Comment s’étonner alors qu’en Chahina la figure évangélique de Jésus s’allie à sa figure coranique, non pas pour s’y opposer mais pour l’enrichir, la renouveler peut-être, très exactement la « ressourcer », et achever d’en dessiner le visage ? Chahina en était à un moment de son existence où elle cheminait dans un contexte nouveau, où la pratique d’une petite communauté chrétienne lui avait révélé le Christ des Évangiles, ce dont elle formule lumineusement les effets qu’elle désirait, qu’elle pressentait : « Je pourrais réorienter tout mon être avec mes peurs et ma fragilité, et non contre elles ; je pourrais réorienter mon existence vers ce qui déjà m’habitait et que j’envisageais enfin de revêtir. » (p. 49) Elle écrit plus loin : « Mon attachement au Christ est le point de départ de tout. Le christianisme n’est pas venu en moi prendre le relais de quelque chose d’insuffisant ou d’inconsistant. Ce n’est pas un mieux, un plus que j’y ai trouvé. Le Christ a donné visage à ce Dieu reçu. Il m’a aussi ouvert concrètement à un autre style de vie, à une autre manière d’être femme, de vivre de décider, de me positionner aujourd’hui […]. Il a fait de moi une personne libre, subversive et résolument ancrée dans la réalité et le monde moderne. » (p. 52)
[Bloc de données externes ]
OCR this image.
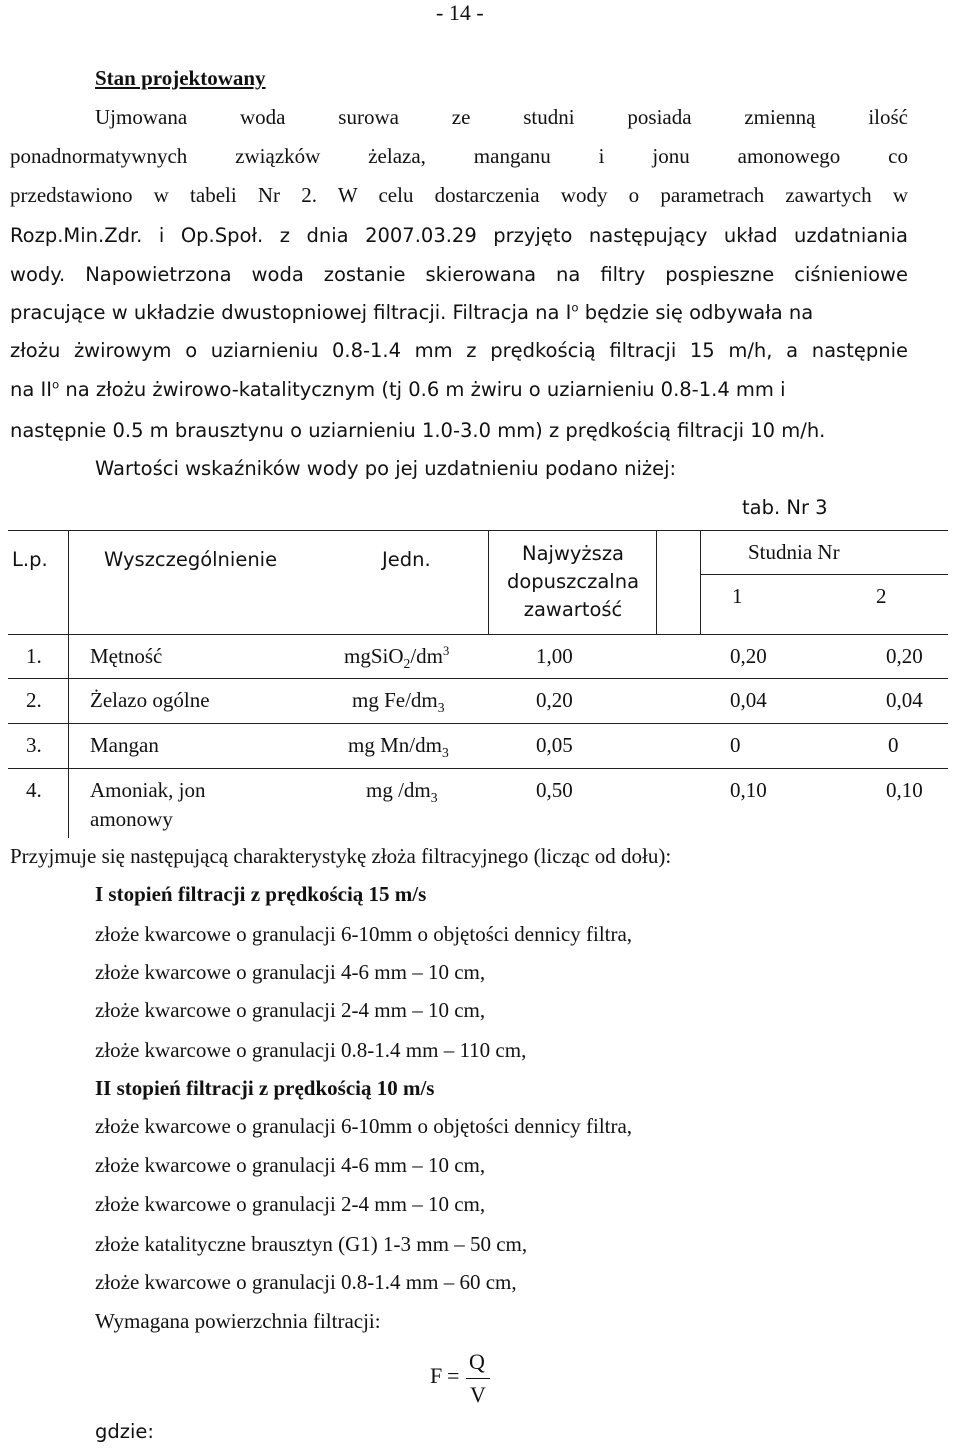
- 14 -
Stan projektowany
Ujmowana woda surowa ze studni posiada zmienną ilość
ponadnormatywnych związków żelaza, manganu i jonu amonowego co
przedstawiono w tabeli Nr 2. W celu dostarczenia wody o parametrach zawartych w
Rozp.Min.Zdr. i Op.Społ. z dnia 2007.03.29 przyjęto następujący układ uzdatniania
wody. Napowietrzona woda zostanie skierowana na filtry pospieszne ciśnieniowe
pracujące w układzie dwustopniowej filtracji. Filtracja na $I^o$ będzie się odbywała na
złożu żwirowym o uziarnieniu 0.8-1.4 mm z prędkością filtracji 15 m/h, a następnie
na $II^o$ na złożu żwirowo-katalitycznym (tj 0.6 m żwiru o uziarnieniu 0.8-1.4 mm i
następnie 0.5 m brausztynu o uziarnieniu 1.0-3.0 mm) z prędkością filtracji 10 m/h.
Wartości wskaźników wody po jej uzdatnieniu podano niżej:
tab. Nr 3
L.p.	Wyszczególnienie	Jedn.	Najwyższa
dopuszczalna
zawartość
Studnia Nr
1	2
1. Mętność	$mgSiO_2/dm^3$	1,00	0,20	0,20
2. Żelazo ogólne	mg $Fe/dm_3$	0,20	0,04	0,04
3. Mangan	mg $Mn/dm_3$	0,05	0	0
4. Amoniak, jon
amonowy
mg $/dm_3$	0,50	0,10	0,10
Przyjmuje się następującą charakterystykę złoża filtracyjnego (licząc od dołu):
I stopień filtracji z prędkością 15 m/s
złoże kwarcowe o granulacji 6-10mm o objętości dennicy filtra,
złoże kwarcowe o granulacji 4-6 mm – 10 cm,
złoże kwarcowe o granulacji 2-4 mm – 10 cm,
złoże kwarcowe o granulacji 0.8-1.4 mm – 110 cm,
II stopień filtracji z prędkością 10 m/s
złoże kwarcowe o granulacji 6-10mm o objętości dennicy filtra,
złoże kwarcowe o granulacji 4-6 mm – 10 cm,
złoże kwarcowe o granulacji 2-4 mm – 10 cm,
złoże katalityczne brausztyn (G1) 1-3 mm – 50 cm,
złoże kwarcowe o granulacji 0.8-1.4 mm – 60 cm,
Wymagana powierzchnia filtracji:
F =
Q
V
gdzie:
Chahina devint professeure des écoles, reçut de la Conférence des évêques de France des missions nationales en matière de catéchèse, et travaille aujourd’hui en pastorale, à la demande de congrégations religieuses.
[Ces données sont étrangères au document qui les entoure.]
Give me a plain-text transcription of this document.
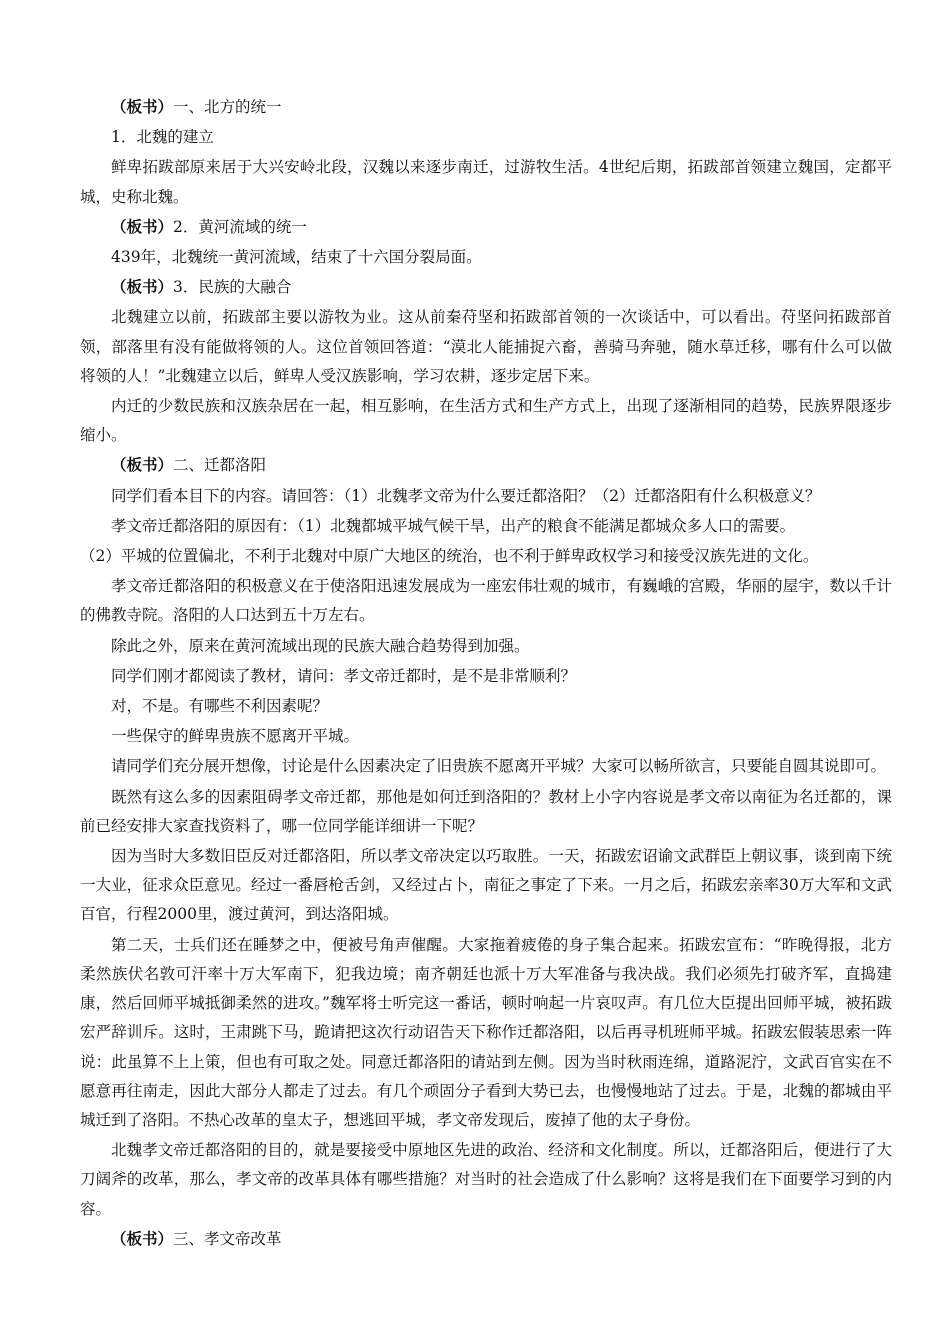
（板书）一、北方的统一

1．北魏的建立

鲜卑拓跋部原来居于大兴安岭北段，汉魏以来逐步南迁，过游牧生活。4世纪后期，拓跋部首领建立魏国，定都平城，史称北魏。

（板书）2．黄河流域的统一

439年，北魏统一黄河流域，结束了十六国分裂局面。

（板书）3．民族的大融合

北魏建立以前，拓跋部主要以游牧为业。这从前秦苻坚和拓跋部首领的一次谈话中，可以看出。苻坚问拓跋部首领，部落里有没有能做将领的人。这位首领回答道：“漠北人能捕捉六畜，善骑马奔驰，随水草迁移，哪有什么可以做将领的人！”北魏建立以后，鲜卑人受汉族影响，学习农耕，逐步定居下来。

内迁的少数民族和汉族杂居在一起，相互影响，在生活方式和生产方式上，出现了逐渐相同的趋势，民族界限逐步缩小。

（板书）二、迁都洛阳

同学们看本目下的内容。请回答：（1）北魏孝文帝为什么要迁都洛阳？（2）迁都洛阳有什么积极意义？

孝文帝迁都洛阳的原因有：（1）北魏都城平城气候干旱，出产的粮食不能满足都城众多人口的需要。

（2）平城的位置偏北，不利于北魏对中原广大地区的统治，也不利于鲜卑政权学习和接受汉族先进的文化。

孝文帝迁都洛阳的积极意义在于使洛阳迅速发展成为一座宏伟壮观的城市，有巍峨的宫殿，华丽的屋宇，数以千计的佛教寺院。洛阳的人口达到五十万左右。

除此之外，原来在黄河流域出现的民族大融合趋势得到加强。

同学们刚才都阅读了教材，请问：孝文帝迁都时，是不是非常顺利？

对，不是。有哪些不利因素呢？

一些保守的鲜卑贵族不愿离开平城。

请同学们充分展开想像，讨论是什么因素决定了旧贵族不愿离开平城？大家可以畅所欲言，只要能自圆其说即可。

既然有这么多的因素阻碍孝文帝迁都，那他是如何迁到洛阳的？教材上小字内容说是孝文帝以南征为名迁都的，课前已经安排大家查找资料了，哪一位同学能详细讲一下呢？

因为当时大多数旧臣反对迁都洛阳，所以孝文帝决定以巧取胜。一天，拓跋宏诏谕文武群臣上朝议事，谈到南下统一大业，征求众臣意见。经过一番唇枪舌剑，又经过占卜，南征之事定了下来。一月之后，拓跋宏亲率30万大军和文武百官，行程2000里，渡过黄河，到达洛阳城。

第二天，士兵们还在睡梦之中，便被号角声催醒。大家拖着疲倦的身子集合起来。拓跋宏宣布：“昨晚得报，北方柔然族伏名敦可汗率十万大军南下，犯我边境；南齐朝廷也派十万大军准备与我决战。我们必须先打破齐军，直捣建康，然后回师平城抵御柔然的进攻。”魏军将士听完这一番话，顿时响起一片哀叹声。有几位大臣提出回师平城，被拓跋宏严辞训斥。这时，王肃跳下马，跪请把这次行动诏告天下称作迁都洛阳，以后再寻机班师平城。拓跋宏假装思索一阵说：此虽算不上上策，但也有可取之处。同意迁都洛阳的请站到左侧。因为当时秋雨连绵，道路泥泞，文武百官实在不愿意再往南走，因此大部分人都走了过去。有几个顽固分子看到大势已去，也慢慢地站了过去。于是，北魏的都城由平城迁到了洛阳。不热心改革的皇太子，想逃回平城，孝文帝发现后，废掉了他的太子身份。

北魏孝文帝迁都洛阳的目的，就是要接受中原地区先进的政治、经济和文化制度。所以，迁都洛阳后，便进行了大刀阔斧的改革，那么，孝文帝的改革具体有哪些措施？对当时的社会造成了什么影响？这将是我们在下面要学习到的内容。

（板书）三、孝文帝改革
Ce livre doit pouvoir parler à toute lectrice et tout lecteur. Nul besoin d’appartenir à telle ou telle communauté croyante pour en comprendre le propos, en ressentir la force. Mutatis mutandis, on peut y puiser beaucoup pour méditer par exemple sur les conditions auxquelles on peut « aller vers soi-même », inventer des formes de liberté, tourner les antagonismes, élaborer une cohérence de soi dont la pertinence finisse par illuminer les autres. On se fera néanmoins attentif à un point : les religions sont souvent réputées aliénantes, telles des institutions exerçant une emprise sur les âmes. D’où vient que la parole de Chahina, de celles, de ceux qui lui ressemblent, atteste tout autre chose et résonne tout autrement ? Chahina, enfant bénie, sera devenue une adulte « intranquille », comme elle l’écrit, à jamais étonnée, émerveillée peut-être, du chemin parcouru.